A couple of hours before we plan to stop for the night it starts to rain, and we see rainbows. Aghh, good signs. Good things. Everything is going to be okay.

And then we stop for the night. We take a narrow, grassy road deep into the woods, raindrops plunking on the roof of the van, dogs whining for a walk. We've tried several campsites so far and none of them worked. Too close to the road, big signs urging campers to stay away because of poison gas, that one worked. We're close to exhaustion, ready to be camped, out of the rain, sleeping, please!

We keep going down this road, hoping for a place to turn around, weeds and bushes and baby trees scraping the side of the van. If it keeps up, we'll have to back out, and we've gone a half mile. 3/4 of a mile. Downhill, too, it seems now. Down, down, into the forest. Until the grassy track before us turns into a bog. A swamp. We're from Florida, so we recognize this. Knee-high muddy water, marsh grasses growing taller than us. No gators or snakes, thank goddess, in these cold lands.
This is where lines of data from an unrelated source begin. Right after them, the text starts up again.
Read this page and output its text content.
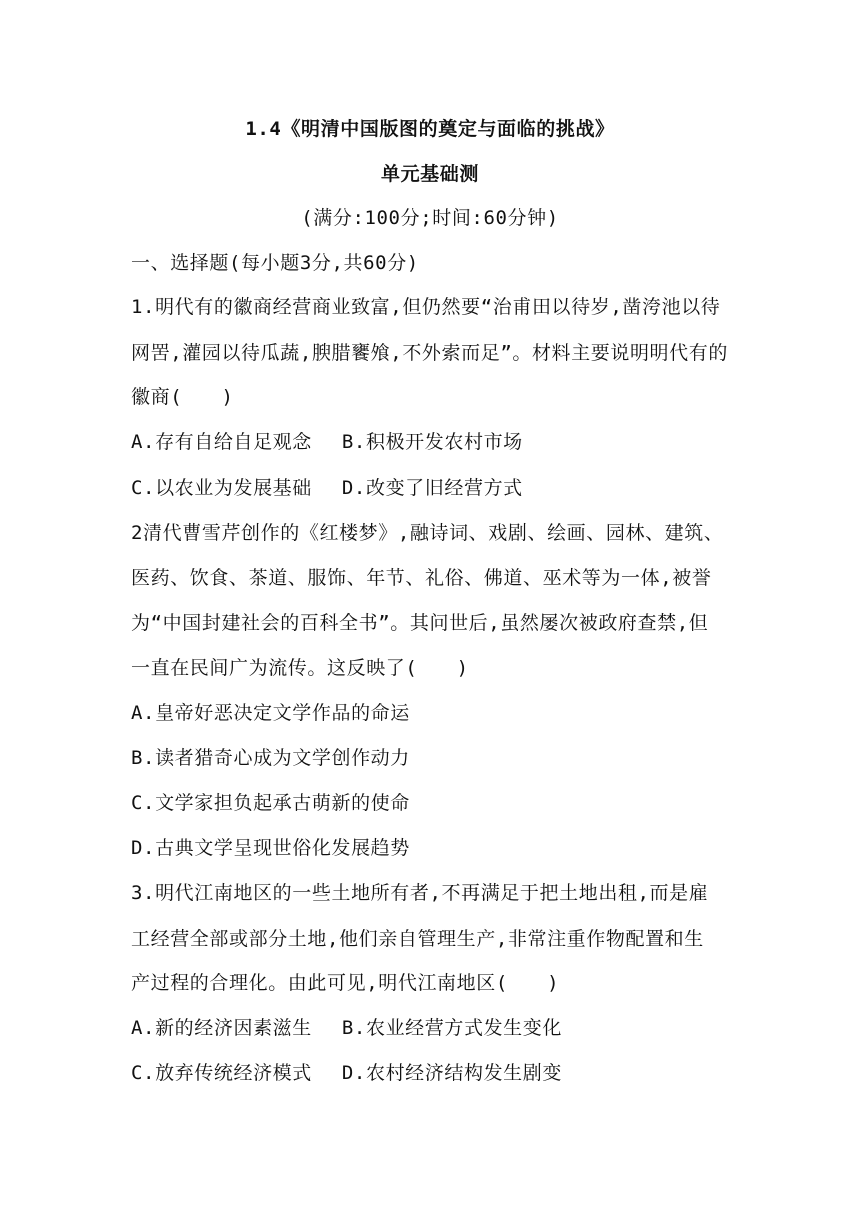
1.4《明清中国版图的奠定与面临的挑战》
单元基础测
(满分:100分;时间:60分钟)
一、选择题(每小题3分,共60分)
1.明代有的徽商经营商业致富,但仍然要“治甫田以待岁,凿洿池以待
网罟,灌园以待瓜蔬,腴腊饔飧,不外索而足”。材料主要说明明代有的
徽商(　　)
A.存有自给自足观念 B.积极开发农村市场
C.以农业为发展基础 D.改变了旧经营方式
2清代曹雪芹创作的《红楼梦》,融诗词、戏剧、绘画、园林、建筑、
医药、饮食、茶道、服饰、年节、礼俗、佛道、巫术等为一体,被誉
为“中国封建社会的百科全书”。其问世后,虽然屡次被政府查禁,但
一直在民间广为流传。这反映了(　　)
A.皇帝好恶决定文学作品的命运
B.读者猎奇心成为文学创作动力
C.文学家担负起承古萌新的使命
D.古典文学呈现世俗化发展趋势
3.明代江南地区的一些土地所有者,不再满足于把土地出租,而是雇
工经营全部或部分土地,他们亲自管理生产,非常注重作物配置和生
产过程的合理化。由此可见,明代江南地区(　　)
A.新的经济因素滋生 B.农业经营方式发生变化
C.放弃传统经济模式 D.农村经济结构发生剧变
So we back out. The wheels go round and round in the mud/clay. (It's been raining for days here, we'll find out tomorrow, and the clay under the grass is the slipperiest substance known to British Columbian man.) We end up digging out the wheels, chopping up wood to place under them, jacking up the van until the jack misfunctions, taking everything with weight out of the van, tethering the dogs to the marsh reeds, and repeating the futile jacking and digging and fortifying until we are wet with rain and sweat, near tears, and ready to give up.

We sleep on an insane incline this night, the two of us and Cassidy rolled into a corner of the bed, two of us laughing our asses off at our predicament. At least we're together, not fighting. No one yelled, we worked together perfectly. No one got snake-bit. No grizzlies ate us or the dogs. And we can still laugh at ourselves, laugh ourselves right to sleep.